Richard Pierce

Richard Pierce – author, poet, painter

Education, Life, Writing

Day 116

Last night I dreamed of my secondary school headmaster, the one who told me I wasn’t clever enough to get into Cambridge because, that morning, I hadn’t realised there was a meeting for pupils who thought they might get into Oxbridge until my German teacher had asked me why I hadn’t gone down to the meeting in the headmaster’s study. I dreamed that I’d gone into his office, as a grown man (and he was still the age he had been 45 years ago), and told him I’d been wrong to hate him, and that he’d actually done the right thing by challenging me in the way he did. And I put into his hands book manuscripts and lists of achievements, and he’d leaned back and cried because I’d finally thanked him. I don’t really know how to interpret that dream. Perhaps it’s a reflection of the fact that I often see myself as manipulative and thoughtless. Perhaps it’s not about that headmaster and me, but rather about myself in his position and being thanked by the people around me for things that I’ve done. Or another configuration of my dreadful relationship with my father. Whatever it is, I woke up feeling relief that another issue from my past had seemingly been resolved.

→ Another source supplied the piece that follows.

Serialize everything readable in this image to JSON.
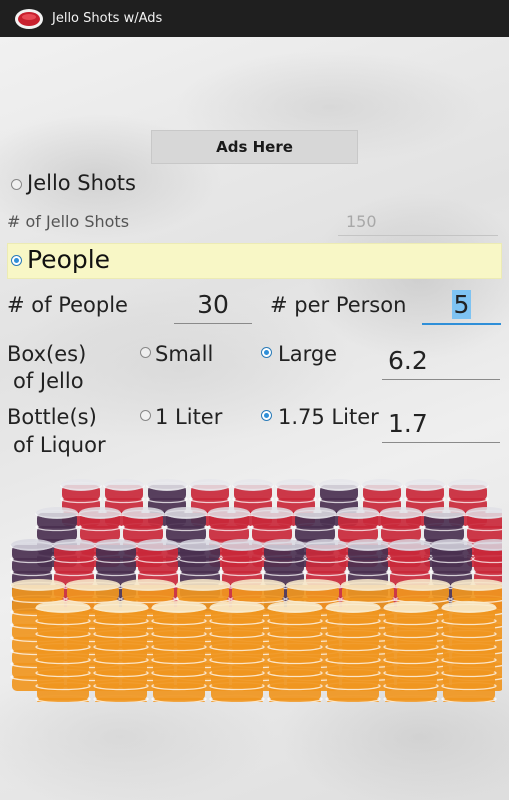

Whenever the sun disappears behind the clouds, my body is invaded by coldness. Even though my office was 26C yesterday afternoon, I still felt cold. And too hot. My acupuncturist has recommended I have a hot water bottle against my lower back all the time because it’s so cold it’s blue to her eyes. I haven’t got round to that yet. I will look for a heat pad, although all this makes me feel like an invalid. Patience is not one of my virtues. I don’t suffer myself gladly, nor do I make the time to focus on that part of self-care, the one where I have to physically look after myself. I always think it’s wasted time. I spent 20 minutes after my shower yesterday contorting myself into a shape that would allow me to reach my neglected toe nails (TMI, I know, but it’s relevant) and turn them from claws back into something resembling something attached to a human rather than a vulture. It didn’t particularly make me feel any better about myself; I just looked at the clock and registered another 20 wasted minutes. I don’t think maintenance of anything has ever been my forte. I just can’t be bothered. Explain that to me, Richard.

There’s a list of things to do in the notebook on the desk in front of me. Lots of work stuff, including the call I forgot about last week, cricket club stuff, volunteering stuff, moving books from one platform to another to make them more easily accessible, book marketing stuff. The list doesn’t have “writing” on it, though. It should have, really. I’m just reading King’s Misery and just over 100 pages in think it’s an allegory of Writers’ Block. I haven’t got that right now. I just have a lot to do which distracts. The list doesn’t have on it to do that Goethe translation that I was going to do over a week ago, doesn’t have explicitly on it to look for that missing character in The Mortality Code, nor to do more on Aggie. Funny that L, whom I wrote about yesterday, and M, whom I live with, read this blog, but not the Aggie pieces. Maybe she’s irrelevant. I don’t think she is, but the further in I get, the more things I have to remember, and the more things I forget, and the more I beat myself up about always writing material which needs research. Oh, for that plotless book I dream about (except I never dream about it in my sleep otherwise I would have transcribed the sleep dream into the book).

Time. Time. Time. Time for me to move south and be permanently in the warm, in the heat.